About the job
Tavus – Multimodal AI Model Optimization
Research Engineer
At Tavus, we are pioneering the human aspect of AI technology. Our objective is to make human-AI interactions as seamless and natural as in-person conversations, allowing for a human touch in areas that were once considered unscalable.
We accomplish this through groundbreaking research in multimodal AI, focusing on human-to-human communication modeling (encompassing language, audio, and video) and the development of audio-visual avatar behaviors. Our innovative models drive applications ranging from text-to-video AI avatars to real-time conversational video experiences across sectors such as healthcare, recruitment, sales, and education.
By empowering AI to perceive, listen, and engage with an authentic human-like presence, we are laying the groundwork for the next generation of AI workers, assistants, and companions.
As a Series B company, we are supported by renowned investors, including Sequoia, Y Combinator, and Scale VC. Join us as we shape the future of human-AI interaction.
The Role
We are seeking an accomplished Research Scientist/Engineer with expertise in model optimization to be a vital part of our core AI team.
The ideal candidate thrives in dynamic startup environments, is adept at setting priorities independently, and is open to making calculated decisions.
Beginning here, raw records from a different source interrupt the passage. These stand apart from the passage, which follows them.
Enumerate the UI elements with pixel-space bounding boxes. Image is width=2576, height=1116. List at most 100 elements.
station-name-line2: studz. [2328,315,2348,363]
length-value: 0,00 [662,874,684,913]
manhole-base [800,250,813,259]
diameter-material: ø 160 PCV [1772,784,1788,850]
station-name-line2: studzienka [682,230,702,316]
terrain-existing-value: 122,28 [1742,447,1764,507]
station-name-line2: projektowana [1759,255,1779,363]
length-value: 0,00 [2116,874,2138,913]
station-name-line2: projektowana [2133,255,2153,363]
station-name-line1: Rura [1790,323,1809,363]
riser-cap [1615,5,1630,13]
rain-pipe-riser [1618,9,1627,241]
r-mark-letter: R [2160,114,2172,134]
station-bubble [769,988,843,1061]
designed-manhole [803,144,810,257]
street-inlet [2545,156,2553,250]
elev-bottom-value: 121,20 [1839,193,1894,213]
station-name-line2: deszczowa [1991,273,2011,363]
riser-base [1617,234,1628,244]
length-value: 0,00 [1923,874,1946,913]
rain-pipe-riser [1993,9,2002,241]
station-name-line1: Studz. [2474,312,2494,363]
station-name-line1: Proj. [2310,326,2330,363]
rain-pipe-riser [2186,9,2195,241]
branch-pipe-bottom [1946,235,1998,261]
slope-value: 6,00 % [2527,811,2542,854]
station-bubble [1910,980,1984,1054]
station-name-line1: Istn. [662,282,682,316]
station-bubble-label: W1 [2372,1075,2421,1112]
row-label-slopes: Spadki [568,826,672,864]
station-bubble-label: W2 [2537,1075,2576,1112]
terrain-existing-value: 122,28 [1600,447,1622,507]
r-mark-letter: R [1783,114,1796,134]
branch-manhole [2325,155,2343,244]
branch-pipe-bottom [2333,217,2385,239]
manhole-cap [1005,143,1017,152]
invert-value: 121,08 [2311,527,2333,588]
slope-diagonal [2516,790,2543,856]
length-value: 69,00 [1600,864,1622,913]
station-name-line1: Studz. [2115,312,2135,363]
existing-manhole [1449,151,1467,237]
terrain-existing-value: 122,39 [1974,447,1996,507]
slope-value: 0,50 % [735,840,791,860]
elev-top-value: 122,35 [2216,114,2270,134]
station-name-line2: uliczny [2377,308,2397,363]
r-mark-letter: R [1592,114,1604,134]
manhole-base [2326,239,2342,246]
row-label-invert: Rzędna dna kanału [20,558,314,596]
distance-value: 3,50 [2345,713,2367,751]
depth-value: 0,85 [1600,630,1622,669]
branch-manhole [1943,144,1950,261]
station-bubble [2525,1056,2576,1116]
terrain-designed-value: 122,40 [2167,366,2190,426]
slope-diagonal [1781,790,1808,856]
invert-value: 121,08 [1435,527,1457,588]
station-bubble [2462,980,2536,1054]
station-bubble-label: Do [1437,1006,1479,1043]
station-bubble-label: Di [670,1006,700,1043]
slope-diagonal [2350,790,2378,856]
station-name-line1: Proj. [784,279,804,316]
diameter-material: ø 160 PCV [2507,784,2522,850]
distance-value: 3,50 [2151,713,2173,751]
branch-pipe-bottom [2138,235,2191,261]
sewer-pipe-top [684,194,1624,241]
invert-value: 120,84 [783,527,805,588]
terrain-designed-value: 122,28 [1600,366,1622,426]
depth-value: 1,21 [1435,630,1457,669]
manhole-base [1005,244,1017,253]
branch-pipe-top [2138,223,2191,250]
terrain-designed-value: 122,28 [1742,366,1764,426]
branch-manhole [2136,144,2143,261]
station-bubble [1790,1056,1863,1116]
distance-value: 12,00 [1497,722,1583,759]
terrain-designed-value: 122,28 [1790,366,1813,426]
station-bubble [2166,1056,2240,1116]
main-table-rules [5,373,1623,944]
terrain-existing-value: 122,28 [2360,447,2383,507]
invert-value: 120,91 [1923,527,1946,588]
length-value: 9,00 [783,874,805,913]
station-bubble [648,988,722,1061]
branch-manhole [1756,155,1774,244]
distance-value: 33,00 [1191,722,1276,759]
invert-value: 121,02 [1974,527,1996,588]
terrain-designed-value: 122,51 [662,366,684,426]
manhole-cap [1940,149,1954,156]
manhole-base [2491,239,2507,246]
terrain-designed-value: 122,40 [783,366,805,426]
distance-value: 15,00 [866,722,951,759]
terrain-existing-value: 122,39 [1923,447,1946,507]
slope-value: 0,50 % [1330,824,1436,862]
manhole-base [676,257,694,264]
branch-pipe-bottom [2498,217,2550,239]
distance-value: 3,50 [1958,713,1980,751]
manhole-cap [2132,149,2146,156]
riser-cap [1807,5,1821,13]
We are moving swiftly and need individuals who can help navigate our path forward.
Your Mission
Transform state-of-the-art research models into fast, efficient, and production-ready systems through techniques such as sparsification, distillation, and quantization.
Oversee the optimization lifecycle for critical models: establish metrics, conduct experiments, and evaluate trade-offs among latency, cost, and quality.
Collaborate closely with researchers and engineers to convert innovative concepts into deployable solutions.
Requirements
Extensive experience in deep learning with PyTorch.
Practical experience in model optimization and compression, including knowledge distillation, pruning/sparsification, quantization, and mixed precision.
Familiarity with efficient architectures such as low-rank adapters.
Strong grasp of inference performance and GPU/accelerator fundamentals.
Proficient in Python coding and adherence to best practices in research engineering.
Experience with large models and datasets in cloud environments.
Capability to read ML literature, reproduce results, and modify ideas accordingly.